Herman, que passou aquela semana em Orlando com Ruth Rita, em entrevistas e recepções, lembra que depois de “Com a Verdade M’enganas” (outro formato híbrido, entre concurso e show de comédia), sua assistente decidiu se casar. “E foi assim que ele escolheu deixar o show biz. Ela percebeu que estava mais preocupada em ser mãe e ter uma família do que ser artista ou ter uma carreira na televisão.” A partir do momento em que decidiu abandonar a televisão, Ruth desapareceu completamente do espaço público. Ela nem deu entrevista. Diga-se Fernando Alvim, radialista, que tentou entrevistá-la para sua revista cultural, a 365.

“Tentamos durante muito tempo, porque na altura a revista saiu com muitas entrevistas a pessoas que tinham desaparecido da televisão”, diz a apresentadora, que foi várias vezes à loja da Ruth Rita, em Telheiras, sem sucesso.

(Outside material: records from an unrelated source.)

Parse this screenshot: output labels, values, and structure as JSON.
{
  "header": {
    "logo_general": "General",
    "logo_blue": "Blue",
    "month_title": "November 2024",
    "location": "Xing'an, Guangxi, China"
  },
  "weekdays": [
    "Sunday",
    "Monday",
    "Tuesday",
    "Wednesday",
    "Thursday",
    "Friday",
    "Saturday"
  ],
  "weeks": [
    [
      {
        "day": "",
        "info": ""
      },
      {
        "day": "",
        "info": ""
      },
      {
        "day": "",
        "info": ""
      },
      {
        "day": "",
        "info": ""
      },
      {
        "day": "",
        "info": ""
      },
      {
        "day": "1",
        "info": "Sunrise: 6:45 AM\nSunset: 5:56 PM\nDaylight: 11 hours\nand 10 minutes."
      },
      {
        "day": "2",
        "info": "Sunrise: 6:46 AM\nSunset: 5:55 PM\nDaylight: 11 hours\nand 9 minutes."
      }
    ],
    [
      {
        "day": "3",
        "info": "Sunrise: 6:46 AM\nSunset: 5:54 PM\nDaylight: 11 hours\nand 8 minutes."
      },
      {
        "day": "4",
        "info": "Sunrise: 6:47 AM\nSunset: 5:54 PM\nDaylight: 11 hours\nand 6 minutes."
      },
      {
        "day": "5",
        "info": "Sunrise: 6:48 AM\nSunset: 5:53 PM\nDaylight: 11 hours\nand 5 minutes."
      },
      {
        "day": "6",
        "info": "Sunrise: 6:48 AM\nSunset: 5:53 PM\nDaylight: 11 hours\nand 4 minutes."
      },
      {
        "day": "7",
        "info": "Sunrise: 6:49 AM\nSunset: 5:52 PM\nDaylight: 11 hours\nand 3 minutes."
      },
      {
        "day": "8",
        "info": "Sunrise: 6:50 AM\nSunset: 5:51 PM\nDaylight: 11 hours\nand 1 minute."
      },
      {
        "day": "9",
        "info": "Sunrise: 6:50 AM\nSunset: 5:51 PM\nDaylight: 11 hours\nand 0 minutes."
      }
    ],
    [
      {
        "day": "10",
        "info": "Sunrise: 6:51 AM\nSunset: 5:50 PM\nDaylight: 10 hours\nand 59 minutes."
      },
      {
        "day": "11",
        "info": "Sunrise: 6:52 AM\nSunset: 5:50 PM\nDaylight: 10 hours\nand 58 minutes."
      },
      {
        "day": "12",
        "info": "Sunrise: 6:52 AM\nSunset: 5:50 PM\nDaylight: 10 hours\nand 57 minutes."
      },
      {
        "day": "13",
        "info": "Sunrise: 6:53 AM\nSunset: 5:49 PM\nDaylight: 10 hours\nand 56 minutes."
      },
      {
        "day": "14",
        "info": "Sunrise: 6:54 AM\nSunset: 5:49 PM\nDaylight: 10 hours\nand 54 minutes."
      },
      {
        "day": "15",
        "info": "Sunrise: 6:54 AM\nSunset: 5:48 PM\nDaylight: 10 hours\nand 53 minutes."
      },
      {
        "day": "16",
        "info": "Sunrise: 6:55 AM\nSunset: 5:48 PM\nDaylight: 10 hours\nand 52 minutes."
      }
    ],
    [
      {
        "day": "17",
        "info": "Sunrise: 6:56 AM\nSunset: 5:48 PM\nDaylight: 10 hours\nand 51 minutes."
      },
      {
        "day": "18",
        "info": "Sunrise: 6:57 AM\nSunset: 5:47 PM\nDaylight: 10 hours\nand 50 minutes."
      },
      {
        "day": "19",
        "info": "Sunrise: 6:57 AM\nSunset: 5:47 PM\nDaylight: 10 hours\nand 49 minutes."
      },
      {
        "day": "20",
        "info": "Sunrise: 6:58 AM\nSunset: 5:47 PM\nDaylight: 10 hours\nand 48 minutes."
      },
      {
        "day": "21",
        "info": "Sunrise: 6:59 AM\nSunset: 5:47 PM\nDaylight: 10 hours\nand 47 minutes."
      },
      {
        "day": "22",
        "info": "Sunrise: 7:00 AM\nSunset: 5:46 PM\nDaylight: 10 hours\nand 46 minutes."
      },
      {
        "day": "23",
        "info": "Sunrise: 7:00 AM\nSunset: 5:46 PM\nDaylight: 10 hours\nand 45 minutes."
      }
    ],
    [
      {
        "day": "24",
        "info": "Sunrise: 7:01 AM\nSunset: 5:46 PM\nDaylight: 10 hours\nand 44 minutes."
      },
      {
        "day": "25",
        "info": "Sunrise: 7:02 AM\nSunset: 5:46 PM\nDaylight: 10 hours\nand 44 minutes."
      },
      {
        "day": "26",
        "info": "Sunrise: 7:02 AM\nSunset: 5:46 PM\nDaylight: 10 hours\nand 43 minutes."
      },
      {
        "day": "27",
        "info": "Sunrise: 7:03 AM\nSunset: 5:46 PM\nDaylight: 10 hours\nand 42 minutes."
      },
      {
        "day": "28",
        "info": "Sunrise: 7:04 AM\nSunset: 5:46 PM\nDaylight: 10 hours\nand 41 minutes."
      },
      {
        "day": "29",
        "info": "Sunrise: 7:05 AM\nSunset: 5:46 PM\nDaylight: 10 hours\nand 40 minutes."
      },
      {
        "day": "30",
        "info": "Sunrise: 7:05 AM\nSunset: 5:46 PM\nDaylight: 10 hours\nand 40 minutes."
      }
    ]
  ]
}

A maioria das pessoas que fazem parte da show biz reféns, eles têm medo de serem irrelevantes”, acredita o humorista. “Quando você tem um trabalho com muita cobertura da mídia e você desaparece, as pessoas estranham, pensam imediatamente que algo está acontecendo. Se te virem na rua, vão dizer: ‘Então, você não foi lá, tem alguma coisa errada?’”.

Não foi o caso de Ruth Rita: na loja de Telheiras era costume receber amigos e clientes fiéis. Aos 50 anos, soube-se que o ex-manequim tinha câncer. Ficaram as memórias, partilhadas por dezenas de amigos, conhecidos e desconhecidos, nas redes sociais. Uma delas foi a apresentadora Tânia Ribas de Oliveira: “Conheci Ruth Rita quando nenhum de nós sonhava que um dia ela iria trabalhar na televisão. Fomos para a mesma escola, fomos à ginástica do Sporting e cruzamo-nos muitas vezes no nosso bairro, onde mais tarde ela abriu uma boutique. Rute era uma querida. Doce, com um sorriso sempre aberto, genuinamente querida. Ela ficou muito feliz em trabalhar com nosso Herman José.”